Google’s source is buried inside the Chromium repository, which is massive and not friendly to drive-by exploration. Wayou’s fork extracts just the game files into a standalone project, making it the de facto reference for anyone wanting to study or modify the dinosaur game. It’s been updated occasionally to track upstream changes, but the core game is stable and the fork rarely needs revisions.

The code is licensed under BSD-3 (Chromium’s own license), which means it’s freely available for any use — commercial, personal, modified, or otherwise — with attribution preserved.

Frequently asked questions

What language is the Chrome Dino game written in?

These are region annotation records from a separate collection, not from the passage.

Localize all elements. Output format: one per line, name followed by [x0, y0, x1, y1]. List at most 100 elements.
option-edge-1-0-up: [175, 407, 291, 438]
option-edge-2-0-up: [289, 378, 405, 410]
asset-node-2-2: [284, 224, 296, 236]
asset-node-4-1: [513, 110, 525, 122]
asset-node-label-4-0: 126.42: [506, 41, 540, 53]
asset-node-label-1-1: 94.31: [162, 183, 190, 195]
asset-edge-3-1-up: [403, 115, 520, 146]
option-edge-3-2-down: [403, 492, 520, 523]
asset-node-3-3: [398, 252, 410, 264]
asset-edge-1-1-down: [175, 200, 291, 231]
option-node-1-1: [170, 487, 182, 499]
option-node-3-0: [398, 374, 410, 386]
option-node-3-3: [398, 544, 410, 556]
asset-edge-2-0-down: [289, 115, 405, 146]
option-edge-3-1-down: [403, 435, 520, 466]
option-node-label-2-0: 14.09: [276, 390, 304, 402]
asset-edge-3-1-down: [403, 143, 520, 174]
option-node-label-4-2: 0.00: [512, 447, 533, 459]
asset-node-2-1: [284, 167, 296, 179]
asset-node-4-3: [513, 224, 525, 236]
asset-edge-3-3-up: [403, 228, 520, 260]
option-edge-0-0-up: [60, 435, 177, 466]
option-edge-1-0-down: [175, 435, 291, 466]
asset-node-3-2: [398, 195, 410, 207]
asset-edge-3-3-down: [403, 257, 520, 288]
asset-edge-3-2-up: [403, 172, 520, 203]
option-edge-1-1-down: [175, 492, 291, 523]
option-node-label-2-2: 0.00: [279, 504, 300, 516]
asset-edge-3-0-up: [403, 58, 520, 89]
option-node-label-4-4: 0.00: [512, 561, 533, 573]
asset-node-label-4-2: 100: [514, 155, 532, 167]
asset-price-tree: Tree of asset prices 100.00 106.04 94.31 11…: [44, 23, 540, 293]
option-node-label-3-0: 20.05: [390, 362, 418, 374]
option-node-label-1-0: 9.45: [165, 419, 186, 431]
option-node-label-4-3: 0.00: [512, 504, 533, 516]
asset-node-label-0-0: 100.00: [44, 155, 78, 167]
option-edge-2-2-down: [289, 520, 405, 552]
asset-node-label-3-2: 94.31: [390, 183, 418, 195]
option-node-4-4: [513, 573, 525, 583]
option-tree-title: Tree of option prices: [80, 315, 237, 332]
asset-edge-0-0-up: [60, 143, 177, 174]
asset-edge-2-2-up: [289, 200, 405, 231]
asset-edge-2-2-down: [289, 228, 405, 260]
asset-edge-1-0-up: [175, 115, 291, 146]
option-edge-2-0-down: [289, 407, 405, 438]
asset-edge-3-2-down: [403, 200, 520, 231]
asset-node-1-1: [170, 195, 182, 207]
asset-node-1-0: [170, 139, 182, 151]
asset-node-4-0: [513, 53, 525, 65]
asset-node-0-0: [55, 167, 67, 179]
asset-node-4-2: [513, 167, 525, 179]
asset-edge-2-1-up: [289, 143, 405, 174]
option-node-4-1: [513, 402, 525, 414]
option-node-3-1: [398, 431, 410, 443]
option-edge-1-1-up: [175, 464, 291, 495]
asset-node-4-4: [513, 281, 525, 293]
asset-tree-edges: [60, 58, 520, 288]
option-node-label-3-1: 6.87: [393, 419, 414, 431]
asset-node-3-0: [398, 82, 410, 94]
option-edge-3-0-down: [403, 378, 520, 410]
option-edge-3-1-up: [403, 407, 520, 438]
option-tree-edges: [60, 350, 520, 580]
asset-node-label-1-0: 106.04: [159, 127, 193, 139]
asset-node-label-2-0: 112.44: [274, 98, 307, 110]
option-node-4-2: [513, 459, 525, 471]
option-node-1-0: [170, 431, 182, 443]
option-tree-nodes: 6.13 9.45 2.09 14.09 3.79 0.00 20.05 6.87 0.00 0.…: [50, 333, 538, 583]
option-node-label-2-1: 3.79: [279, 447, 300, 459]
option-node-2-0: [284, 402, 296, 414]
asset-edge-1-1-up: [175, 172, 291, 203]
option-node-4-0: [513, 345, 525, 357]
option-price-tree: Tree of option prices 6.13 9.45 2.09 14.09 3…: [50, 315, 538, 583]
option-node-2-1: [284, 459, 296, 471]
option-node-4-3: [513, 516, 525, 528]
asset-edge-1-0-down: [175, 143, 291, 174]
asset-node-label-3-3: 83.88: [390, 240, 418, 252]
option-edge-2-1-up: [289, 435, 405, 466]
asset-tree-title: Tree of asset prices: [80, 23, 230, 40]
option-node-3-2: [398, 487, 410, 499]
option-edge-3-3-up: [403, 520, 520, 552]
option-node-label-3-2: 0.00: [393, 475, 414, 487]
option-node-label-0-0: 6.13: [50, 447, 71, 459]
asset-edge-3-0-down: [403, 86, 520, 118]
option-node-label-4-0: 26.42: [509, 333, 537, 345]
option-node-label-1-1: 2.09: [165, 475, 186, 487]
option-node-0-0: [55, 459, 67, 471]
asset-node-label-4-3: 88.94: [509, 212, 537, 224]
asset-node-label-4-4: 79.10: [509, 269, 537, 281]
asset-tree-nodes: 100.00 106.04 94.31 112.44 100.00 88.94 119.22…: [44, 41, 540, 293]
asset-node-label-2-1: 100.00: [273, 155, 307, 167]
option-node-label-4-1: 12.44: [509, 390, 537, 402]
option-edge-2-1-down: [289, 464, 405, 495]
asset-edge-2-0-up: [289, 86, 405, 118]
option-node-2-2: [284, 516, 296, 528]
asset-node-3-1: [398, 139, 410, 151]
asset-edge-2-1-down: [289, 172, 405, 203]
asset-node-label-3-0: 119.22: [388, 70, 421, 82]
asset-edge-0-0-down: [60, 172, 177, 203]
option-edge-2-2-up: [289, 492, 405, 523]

The T-Rex Runner is written in vanilla JavaScript using the HTML5 canvas API. There’s no framework, no build step, and no external dependencies in the standalone fork.

Can I legally use the Chrome Dino code in my own project?

Yes. The code is licensed under BSD-3, which allows modification and redistribution, including for commercial use, as long as the license text and copyright notice are preserved.

How big is the source code?

The Wayou fork’s main game file is around 2,000 lines of JavaScript. Including the HTML, CSS, and sprite/audio assets, the whole project is under 200 KB.

Is the wayou fork still maintained?

The repository is stable but not actively developed. Issues are sometimes triaged. The core game works in all modern browsers without modification, so most users don’t need updates.

Where is the high-score storage in the code?

The fork persists the local high score via browser localStorage, written when a run ends. The relevant logic lives near the bottom of the main game file, in the Runner.gameOver() method.

Read the code, then play it

Studying the t-rex runner code is one of the cleanest examples of “tiny HTML5 game, fully readable” you’ll find. Two thousand lines, one canvas, one sprite sheet, and a worldwide audience. If you want to see what the code actually produces, run the live recreation at the top of this site — and if you want to fork it yourself, the repo’s a single git clone away.